The Identity of the Church of Christ
Conforming to Conformity #2
Last month, we looked at a potential problem facing many of our churches today. We are commanded to examine ourselves (2 Corinthians 13:5) to see if we are in Christ or stuck in our traditions and past practices. Sometimes it can be a real eye opener about our own faith and how we elevate our traditions to a stature equal to law.
We are taught in the scriptures to maintain the traditions that have been taught to us by others and maintain what we have learned from Gods word. We are also commanded to study Gods word to show ourselves approved and so that we can rightly handle the truth of God. (2 Thessalonians 3:7-9; 2 Timothy 2:15; 3:14)
Some adversaries of the church of Christ as well as many change agents complain that our worship is dull and boring to most viewers. To a degree they are correct in the fact that we do not jump and shout, we do not clap or dance, neither do we lose control of our faculties and emotions. Yet the dull and boring is only from the perspective of a person whos mind is not set on things above. We should be open to examination of our services and do whatever we can to enhance and improve our spirits without going beyond the scriptures. So sometimes we need to be open to new ideas.
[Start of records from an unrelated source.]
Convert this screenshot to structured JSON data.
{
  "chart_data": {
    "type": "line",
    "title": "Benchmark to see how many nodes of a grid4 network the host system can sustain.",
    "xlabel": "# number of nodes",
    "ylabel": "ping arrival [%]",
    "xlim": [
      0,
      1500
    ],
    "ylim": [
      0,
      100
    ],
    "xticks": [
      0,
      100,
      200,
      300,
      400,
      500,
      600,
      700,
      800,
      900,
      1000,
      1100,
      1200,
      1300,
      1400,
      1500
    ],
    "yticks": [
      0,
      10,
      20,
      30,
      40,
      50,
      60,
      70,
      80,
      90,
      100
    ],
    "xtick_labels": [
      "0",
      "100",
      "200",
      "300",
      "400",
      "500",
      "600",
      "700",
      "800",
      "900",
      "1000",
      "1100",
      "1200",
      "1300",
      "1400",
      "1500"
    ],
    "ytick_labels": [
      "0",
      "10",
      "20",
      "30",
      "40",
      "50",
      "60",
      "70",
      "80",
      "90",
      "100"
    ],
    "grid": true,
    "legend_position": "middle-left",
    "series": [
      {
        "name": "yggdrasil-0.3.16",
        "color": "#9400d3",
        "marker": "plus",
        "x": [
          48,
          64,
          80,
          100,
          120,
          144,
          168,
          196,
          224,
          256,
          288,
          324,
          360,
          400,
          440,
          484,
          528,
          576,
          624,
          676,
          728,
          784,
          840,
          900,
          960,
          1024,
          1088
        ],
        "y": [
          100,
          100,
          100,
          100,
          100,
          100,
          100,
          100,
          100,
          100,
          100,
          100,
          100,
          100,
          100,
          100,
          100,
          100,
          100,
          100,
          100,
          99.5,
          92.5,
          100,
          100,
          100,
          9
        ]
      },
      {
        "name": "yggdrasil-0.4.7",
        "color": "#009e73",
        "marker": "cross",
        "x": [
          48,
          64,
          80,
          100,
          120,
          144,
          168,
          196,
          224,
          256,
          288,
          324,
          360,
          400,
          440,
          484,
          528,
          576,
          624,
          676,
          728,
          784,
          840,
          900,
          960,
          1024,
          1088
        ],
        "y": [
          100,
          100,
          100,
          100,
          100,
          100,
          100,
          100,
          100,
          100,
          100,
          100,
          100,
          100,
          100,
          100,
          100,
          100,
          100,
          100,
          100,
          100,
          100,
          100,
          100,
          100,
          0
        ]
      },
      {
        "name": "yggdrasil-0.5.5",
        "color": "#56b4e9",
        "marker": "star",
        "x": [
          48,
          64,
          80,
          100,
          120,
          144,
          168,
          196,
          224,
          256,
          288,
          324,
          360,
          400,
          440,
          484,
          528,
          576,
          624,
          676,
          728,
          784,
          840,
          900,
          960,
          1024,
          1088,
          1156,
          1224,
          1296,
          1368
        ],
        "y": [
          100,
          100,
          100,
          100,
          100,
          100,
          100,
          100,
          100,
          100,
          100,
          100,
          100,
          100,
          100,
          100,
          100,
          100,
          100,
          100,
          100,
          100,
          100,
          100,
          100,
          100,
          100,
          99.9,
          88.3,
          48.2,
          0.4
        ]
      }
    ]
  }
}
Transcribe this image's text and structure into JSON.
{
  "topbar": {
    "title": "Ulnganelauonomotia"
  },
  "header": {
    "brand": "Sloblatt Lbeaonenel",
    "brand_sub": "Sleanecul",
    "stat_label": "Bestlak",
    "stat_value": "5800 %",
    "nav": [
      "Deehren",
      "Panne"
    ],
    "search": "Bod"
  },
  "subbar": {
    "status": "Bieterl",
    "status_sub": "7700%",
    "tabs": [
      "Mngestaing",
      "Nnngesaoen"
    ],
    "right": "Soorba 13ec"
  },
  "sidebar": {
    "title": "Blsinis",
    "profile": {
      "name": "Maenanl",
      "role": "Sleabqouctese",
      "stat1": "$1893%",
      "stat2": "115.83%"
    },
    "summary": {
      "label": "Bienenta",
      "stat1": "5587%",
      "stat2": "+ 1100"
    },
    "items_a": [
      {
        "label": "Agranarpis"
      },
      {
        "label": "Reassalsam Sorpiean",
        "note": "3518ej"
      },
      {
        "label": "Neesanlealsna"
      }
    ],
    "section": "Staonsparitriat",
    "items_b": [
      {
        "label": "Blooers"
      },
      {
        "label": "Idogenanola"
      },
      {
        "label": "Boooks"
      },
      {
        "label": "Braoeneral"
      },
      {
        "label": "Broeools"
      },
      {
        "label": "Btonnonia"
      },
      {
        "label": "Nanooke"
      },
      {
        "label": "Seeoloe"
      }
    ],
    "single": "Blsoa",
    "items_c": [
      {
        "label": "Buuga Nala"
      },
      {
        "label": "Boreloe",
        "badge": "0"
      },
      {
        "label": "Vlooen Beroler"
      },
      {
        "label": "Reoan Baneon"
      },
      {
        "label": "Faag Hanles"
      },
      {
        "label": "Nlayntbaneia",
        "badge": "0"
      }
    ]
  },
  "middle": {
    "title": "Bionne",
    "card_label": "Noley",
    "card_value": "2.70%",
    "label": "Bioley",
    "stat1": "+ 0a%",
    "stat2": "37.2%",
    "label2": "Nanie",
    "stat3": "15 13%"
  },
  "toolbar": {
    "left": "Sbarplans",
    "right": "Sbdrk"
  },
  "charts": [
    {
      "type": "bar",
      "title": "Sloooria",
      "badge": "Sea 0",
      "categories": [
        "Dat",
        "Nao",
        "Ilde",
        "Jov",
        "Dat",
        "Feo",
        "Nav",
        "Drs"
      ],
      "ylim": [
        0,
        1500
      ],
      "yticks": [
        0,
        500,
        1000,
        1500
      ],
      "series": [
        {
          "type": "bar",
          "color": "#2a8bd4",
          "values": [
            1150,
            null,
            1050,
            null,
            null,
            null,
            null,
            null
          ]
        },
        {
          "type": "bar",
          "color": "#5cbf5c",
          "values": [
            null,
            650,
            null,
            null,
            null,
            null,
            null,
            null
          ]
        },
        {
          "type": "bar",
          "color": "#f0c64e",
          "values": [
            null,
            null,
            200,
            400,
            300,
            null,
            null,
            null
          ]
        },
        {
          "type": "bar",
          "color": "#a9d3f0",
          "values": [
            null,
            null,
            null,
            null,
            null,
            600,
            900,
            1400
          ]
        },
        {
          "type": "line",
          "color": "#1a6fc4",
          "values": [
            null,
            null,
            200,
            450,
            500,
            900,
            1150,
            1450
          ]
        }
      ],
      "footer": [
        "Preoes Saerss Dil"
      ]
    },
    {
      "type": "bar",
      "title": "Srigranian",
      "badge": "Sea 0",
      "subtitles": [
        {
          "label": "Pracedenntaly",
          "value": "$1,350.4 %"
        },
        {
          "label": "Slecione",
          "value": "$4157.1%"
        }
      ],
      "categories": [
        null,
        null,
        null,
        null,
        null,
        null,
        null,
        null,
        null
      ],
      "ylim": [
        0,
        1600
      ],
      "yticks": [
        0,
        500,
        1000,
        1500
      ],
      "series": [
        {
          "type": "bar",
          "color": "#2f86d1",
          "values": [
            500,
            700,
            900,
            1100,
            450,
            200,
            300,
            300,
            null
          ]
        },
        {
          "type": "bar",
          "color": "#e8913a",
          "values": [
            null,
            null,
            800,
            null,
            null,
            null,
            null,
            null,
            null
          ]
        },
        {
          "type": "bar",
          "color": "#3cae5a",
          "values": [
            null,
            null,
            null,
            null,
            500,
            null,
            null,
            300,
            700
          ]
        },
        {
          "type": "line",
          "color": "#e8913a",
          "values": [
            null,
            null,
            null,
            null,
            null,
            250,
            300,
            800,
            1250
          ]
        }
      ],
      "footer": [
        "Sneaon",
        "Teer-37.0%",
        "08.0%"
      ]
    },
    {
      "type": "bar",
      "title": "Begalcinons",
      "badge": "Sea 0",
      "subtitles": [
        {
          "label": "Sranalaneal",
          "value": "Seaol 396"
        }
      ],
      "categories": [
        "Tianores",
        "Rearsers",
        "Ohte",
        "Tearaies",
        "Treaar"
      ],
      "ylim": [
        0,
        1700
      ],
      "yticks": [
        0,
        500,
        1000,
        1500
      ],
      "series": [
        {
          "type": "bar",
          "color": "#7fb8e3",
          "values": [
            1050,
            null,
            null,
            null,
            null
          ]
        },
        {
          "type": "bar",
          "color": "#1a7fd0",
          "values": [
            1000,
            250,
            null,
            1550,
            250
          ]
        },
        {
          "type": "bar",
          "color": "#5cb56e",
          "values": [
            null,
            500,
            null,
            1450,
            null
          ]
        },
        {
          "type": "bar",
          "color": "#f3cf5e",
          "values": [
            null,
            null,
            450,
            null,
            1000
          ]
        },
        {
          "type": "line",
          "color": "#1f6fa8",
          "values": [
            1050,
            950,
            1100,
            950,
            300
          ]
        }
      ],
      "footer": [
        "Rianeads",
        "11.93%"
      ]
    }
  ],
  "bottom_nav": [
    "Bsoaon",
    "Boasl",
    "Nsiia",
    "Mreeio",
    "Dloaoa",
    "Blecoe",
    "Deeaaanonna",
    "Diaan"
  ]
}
There are brethren we call Mutual Edification Brethren. They do not hire preachers, but the members take turns presenting the lessons. That is an excellent practice and should be done more often. They believe it is wrong to pay a preacher to preach (BTW, you do not pay a preacher to preach, you support a man so that he can do the work that he has chosen to do). Their problem is the fact that they have made this practice a sin, and anyone who does support or pay a preacher is violating scripture and is guilty of sin and not worthy of their fellowship.
Many times, when a preacher goes to another work, the former congregation spends hours discussing who they are going to hire and what they are going to pay him. This leads to very heated discussions sometimes. The problem is actually several problems. Either the former preacher failed to teach the members how to teach, or he failed to motivate any of the members to study Gods word in order to teach it. OR, this shows the fact that most of the time, the members let or make the preacher do all of the evangelism, while they sit back and do nothing except put their contribution in the plate when it is passed.
To suggest that a congregation could exist without a preacher is unthinkable in many of our churches today. It appears more important for many congregations to have a big named preacher than elders. How many times when visiting another place are you asked who your local preacher is? Have you ever been asked if you have elders, and if so, who they are? Not very likely.
I have heard people proclaim that their preacher is a relative unknown (and embarrassment accompanies such a statement). Well there are more of the unknowns than the well-knowns, and many of the unknowns are better all around as preachers and teachers of the Word, because they are more likely to be serving others, and less likely playing politics like so many do in order to keep their status.
Brethren, our mature congregations should be nurturing and building up younger preachers, but alas, most of them get and keep the big names, and many of them consider the smaller groups with their unknown preachers as less than what they should be. Think on these things (Philippians 4:8), and may God continue to bless you.